Sadly, they went with option "B". This isn't inherently a crime, because in the lead-up to the film's release, I read a lot of truly great fan speculation as to how Khan might be introduced into this new timeline. But fans didn't write this movie. The folks behind Transformers and Prometheus did. These are people who think that randomly shoe-horning characters and situations from Wrath of Khan into their story qualifies as exemplary craftwork. It's really just catnip for fans with low self-esteem ("Oooh! They referenced Harry Mudd! These guys really get me!").**

Caught up in cleverness, the filmmakers apparently didn't bother to proof-read their script for logic problems. I'll let things slide on a cool roller coaster of a movie, but Into Darkness was built on tracks made of bubble-gum and push-pins. Why, for example, is the audio/video signal between two starships all warbly when Kirk can have a crystal-clear communicator chat with Scotty (Simon Pegg) that reaches from the bridge of the Enterprise to a bar in London? Why is there no aerial or personnel security during a high-level conference with the heads of Starfleet--whose very purpose is to discuss the capture of an escaped terrorist bomber? Why does Dr. McCoy (Karl Urban) need Spock to capture Khan in order to get a blood sample when there are seventy-two unconscious specimens right down the hall from sick bay?
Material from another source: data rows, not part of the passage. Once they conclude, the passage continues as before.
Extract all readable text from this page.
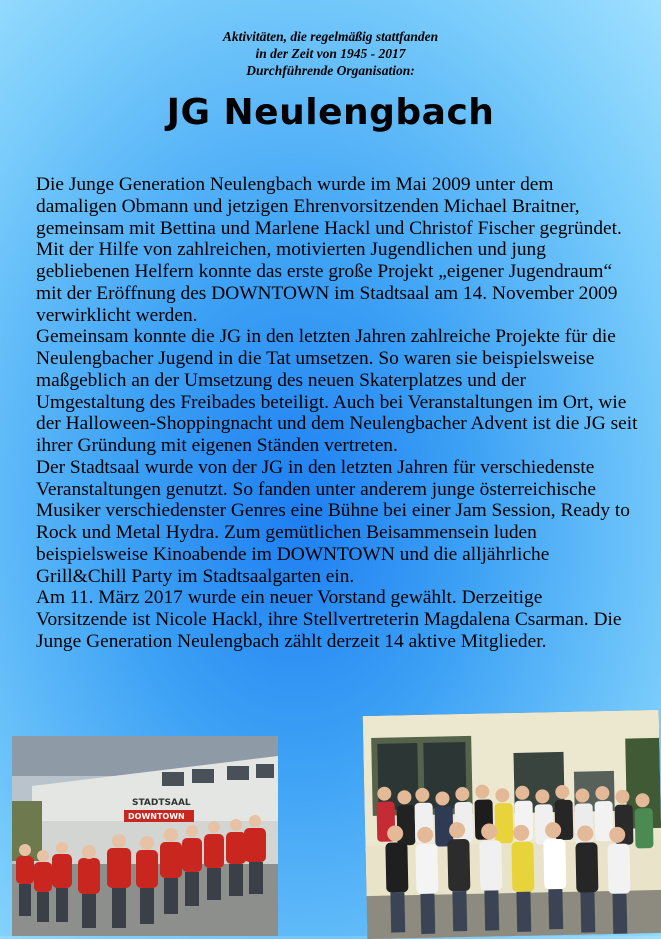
Aktivitäten, die regelmäßig stattfanden
in der Zeit von 1945 - 2017
Durchführende Organisation:
JG Neulengbach

Die Junge Generation Neulengbach wurde im Mai 2009 unter dem damaligen Obmann und jetzigen Ehrenvorsitzenden Michael Braitner, gemeinsam mit Bettina und Marlene Hackl und Christof Fischer gegründet. Mit der Hilfe von zahlreichen, motivierten Jugendlichen und jung gebliebenen Helfern konnte das erste große Projekt „eigener Jugendraum“ mit der Eröffnung des DOWNTOWN im Stadtsaal am 14. November 2009 verwirklicht werden.

Gemeinsam konnte die JG in den letzten Jahren zahlreiche Projekte für die Neulengbacher Jugend in die Tat umsetzen. So waren sie beispielsweise maßgeblich an der Umsetzung des neuen Skaterplatzes und der Umgestaltung des Freibades beteiligt. Auch bei Veranstaltungen im Ort, wie der Halloween-Shoppingnacht und dem Neulengbacher Advent ist die JG seit ihrer Gründung mit eigenen Ständen vertreten.

Der Stadtsaal wurde von der JG in den letzten Jahren für verschiedenste Veranstaltungen genutzt. So fanden unter anderem junge österreichische Musiker verschiedenster Genres eine Bühne bei einer Jam Session, Ready to Rock und Metal Hydra. Zum gemütlichen Beisammensein luden beispielsweise Kinoabende im DOWNTOWN und die alljährliche Grill&Chill Party im Stadtsaalgarten ein.

Am 11. März 2017 wurde ein neuer Vorstand gewählt. Derzeitige Vorsitzende ist Nicole Hackl, ihre Stellvertreterin Magdalena Csarman. Die Junge Generation Neulengbach zählt derzeit 14 aktive Mitglieder.

STADTSAAL
DOWNTOWN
If you go into Star Trek: Into Darkness with your brain working at even half capacity, it will likely feel more like an intelligence test than a movie--which is a shame. I didn't believe (and still don't) the critics of the first film who claimed it was all flash and no substance. It had weight to spare, at least on an emotional level. But the handful of detractors are on the money with this one, and I have no faith that the next chapter will be anything to write home about, either. The darkness is upon us, friends, and there's not a light switch to be found.

*Sorry, this information is redundant to those of you who read my Wrath of Khan review the other day, but I don't want to leave anyone behind.

**Why is Carol Marcus (Alice Eve) on board the Enterprise? Seriously, why?